Because of the docile nature of these birds and the fact that they don’t make much noise and can barely fly, many people keep them as pets. They are very sweet and love to be held and pet. I’ve seen Silkies that crave the attention of their owners and will sit on their lap all day long. Because of these qualities, they are also the most recommended breed for children.


6. Silkies are a delicacy

Many people consider Silkie meat to be a delicacy, and  restaurants like to charge a pretty penny because of it.  Many cultures also believe Silkie meat to have healing properties and contain more nutrients than traditional chicken meat.  In China, where Silkies were first bred, women eat these birds after giving birth to get their strength back.

Molting silkie

7. Silkies are the best mothers in the chicken world

It’s no secret that Silkies make wonderful mothers.  Their tendency to go broody (have the urge to sit on eggs) is much higher than any other breed.  They will patiently incubate those eggs and lovingly care for whatever comes out of them.  They will proudly raise the babies of uninterested flock mates, and I’ve even heard stories of them raising baby ducks and turkeys!
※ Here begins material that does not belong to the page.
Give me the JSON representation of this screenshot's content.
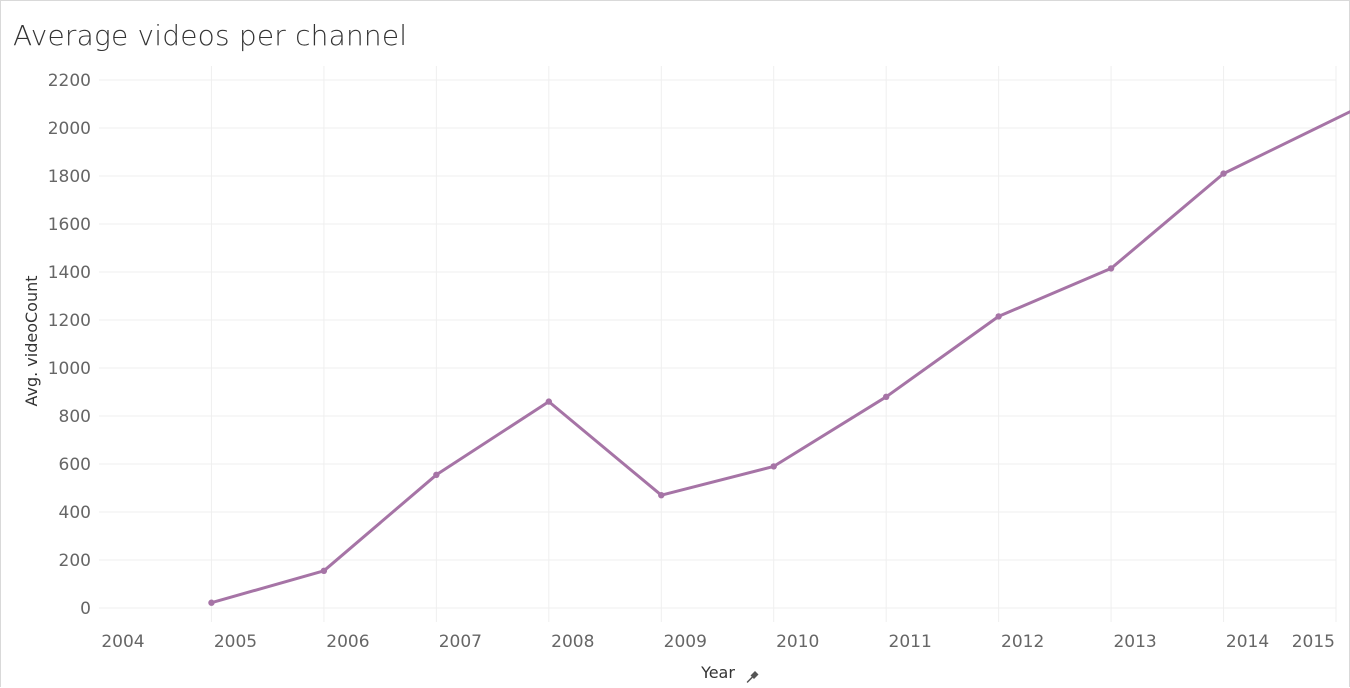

I can’t even imagine our one pound bird raising a bunch of turkeys.  They would tower over her in just a few weeks!  We have high hopes for Mokey going broody this spring.  Since our rooster is a cross breed, and we have such variety of breeds in our hens, whatever comes out of those eggs is going to be quite a surprise.  I can’t even imagine the hilarity of that fluffy Silkie butt parading around with a brood of weirdo mixed up chicks.